Roughcoat, best I can remember, Easter Island collapsed due to French explorers discovering the island. They captured some of the residents for use as slaves, and disease made a significant dent in the survivors.

Jim at said...

"The flesh of your mother sticks between my teeth."

There's a cunnilingus joke in there somewhere.
Damned if I can find it.

Where's Laslo?

Char Char Binks, Esq. said...

I had your mother over for dinner last night. She was delicious.

Ann Althouse said...

"Because the original inhabitants of Easter Island died out due to having exhausted their island's natural resources. He intended this to be an educational field trip."
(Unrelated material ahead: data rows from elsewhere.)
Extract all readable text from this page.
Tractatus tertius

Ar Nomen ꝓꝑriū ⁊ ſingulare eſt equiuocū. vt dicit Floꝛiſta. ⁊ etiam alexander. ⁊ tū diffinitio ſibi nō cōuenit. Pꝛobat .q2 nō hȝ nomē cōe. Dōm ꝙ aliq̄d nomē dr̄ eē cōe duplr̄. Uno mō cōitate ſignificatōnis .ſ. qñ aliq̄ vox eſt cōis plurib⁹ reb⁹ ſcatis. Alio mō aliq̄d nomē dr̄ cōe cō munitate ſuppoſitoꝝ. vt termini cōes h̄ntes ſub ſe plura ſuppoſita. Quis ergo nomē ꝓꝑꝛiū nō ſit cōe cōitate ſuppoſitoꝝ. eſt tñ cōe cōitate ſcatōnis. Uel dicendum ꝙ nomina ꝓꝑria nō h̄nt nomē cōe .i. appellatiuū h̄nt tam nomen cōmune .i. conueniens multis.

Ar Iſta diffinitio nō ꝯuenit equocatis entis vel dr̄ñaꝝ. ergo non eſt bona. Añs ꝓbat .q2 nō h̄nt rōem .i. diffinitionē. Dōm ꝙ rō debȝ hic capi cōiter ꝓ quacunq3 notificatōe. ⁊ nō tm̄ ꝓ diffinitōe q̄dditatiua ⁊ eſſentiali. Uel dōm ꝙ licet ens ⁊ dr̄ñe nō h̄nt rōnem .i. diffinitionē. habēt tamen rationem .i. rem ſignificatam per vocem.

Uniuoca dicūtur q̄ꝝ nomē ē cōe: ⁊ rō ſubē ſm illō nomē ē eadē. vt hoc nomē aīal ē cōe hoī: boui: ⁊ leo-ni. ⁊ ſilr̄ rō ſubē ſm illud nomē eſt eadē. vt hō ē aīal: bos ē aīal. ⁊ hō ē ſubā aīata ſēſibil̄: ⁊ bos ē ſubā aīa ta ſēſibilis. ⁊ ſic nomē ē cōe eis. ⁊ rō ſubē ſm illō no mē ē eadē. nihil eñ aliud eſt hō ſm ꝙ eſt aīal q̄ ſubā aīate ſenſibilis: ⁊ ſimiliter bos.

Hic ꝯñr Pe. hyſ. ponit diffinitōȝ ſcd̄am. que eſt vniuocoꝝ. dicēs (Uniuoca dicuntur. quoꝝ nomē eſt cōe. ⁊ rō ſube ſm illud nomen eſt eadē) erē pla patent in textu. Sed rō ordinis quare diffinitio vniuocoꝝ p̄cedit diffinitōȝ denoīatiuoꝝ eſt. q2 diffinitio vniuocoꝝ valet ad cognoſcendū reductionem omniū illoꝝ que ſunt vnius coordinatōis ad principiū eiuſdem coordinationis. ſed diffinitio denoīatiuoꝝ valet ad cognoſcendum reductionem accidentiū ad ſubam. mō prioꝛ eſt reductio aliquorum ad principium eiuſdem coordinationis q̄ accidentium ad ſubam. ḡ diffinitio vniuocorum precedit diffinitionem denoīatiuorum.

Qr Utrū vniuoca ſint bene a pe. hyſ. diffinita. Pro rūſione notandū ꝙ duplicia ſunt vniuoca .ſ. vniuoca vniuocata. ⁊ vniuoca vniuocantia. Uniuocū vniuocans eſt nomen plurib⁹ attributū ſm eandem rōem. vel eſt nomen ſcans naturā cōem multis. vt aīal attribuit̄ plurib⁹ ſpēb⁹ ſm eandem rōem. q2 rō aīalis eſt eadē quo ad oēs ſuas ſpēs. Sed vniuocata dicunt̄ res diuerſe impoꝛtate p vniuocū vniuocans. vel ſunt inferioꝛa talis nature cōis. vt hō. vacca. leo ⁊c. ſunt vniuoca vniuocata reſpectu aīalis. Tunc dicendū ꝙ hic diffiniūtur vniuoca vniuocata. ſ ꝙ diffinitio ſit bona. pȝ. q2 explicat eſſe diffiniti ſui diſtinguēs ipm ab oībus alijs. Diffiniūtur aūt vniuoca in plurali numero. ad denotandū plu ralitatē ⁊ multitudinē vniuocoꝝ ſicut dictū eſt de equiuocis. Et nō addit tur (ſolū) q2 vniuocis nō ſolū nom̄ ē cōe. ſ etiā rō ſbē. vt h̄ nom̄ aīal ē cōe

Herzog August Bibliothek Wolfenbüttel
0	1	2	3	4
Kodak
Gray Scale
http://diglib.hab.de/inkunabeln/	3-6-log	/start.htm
1. I don't think the story is accurate (as Kristof basically admits, even though he likes it as a "parable").

2. You don't see the history when you travel to a place. You only see the present. If you want to "see" the history, you need to read. Some people like to read the history and go to a place to get an emotional buzz over the notion of being there where the things I heard of happened. It's a feat of imagination for people who have imagination but only an impoverished imagination.

Gahrie said...

Modern humans spent about 290,000 of our 300,000 years of existence as mostly nomadic hunter-gatherers. Exploration and travel is instinctual for us.

Anonymous said...

Interesting that climate change alarmists don't get how their words and actions don't mesh well. I guess when your science is bad, they'll resort to anything to prop up their nonsense.

Anonymous said...

https://resurrectedsite.wordpress.com/2017/06/07/climate-change/

Zach said...

It's funny how long a half-life these Just So stories have. Diamond's book is from 2005, and I think I've been reading refutations ever since then. There are so many things that are interesting about the Polynesians -- read about their methods of navigation sometime -- but somehow the only thing people remember is the Easter Island thing.

Rusty said...


It undoubtedly means something like, "Your mother tastes like shit!"

You're doing it wrong.

Rigelsen said...

@dbp, the difficulty is that "less basic" has a multitude of meanings.

If you’re worried about ambiguity, just say “less alkaline”.

Rigelsen said...

For those who think lowpH is a good thing, try washing your hair with oven cleaner (caustic soda) sometime.

You mean, high pH. But true, you wouldn’t to wash your hair with either that nor hydrochloric acid, it’s opposite number. (Though the two together can make food yummier.)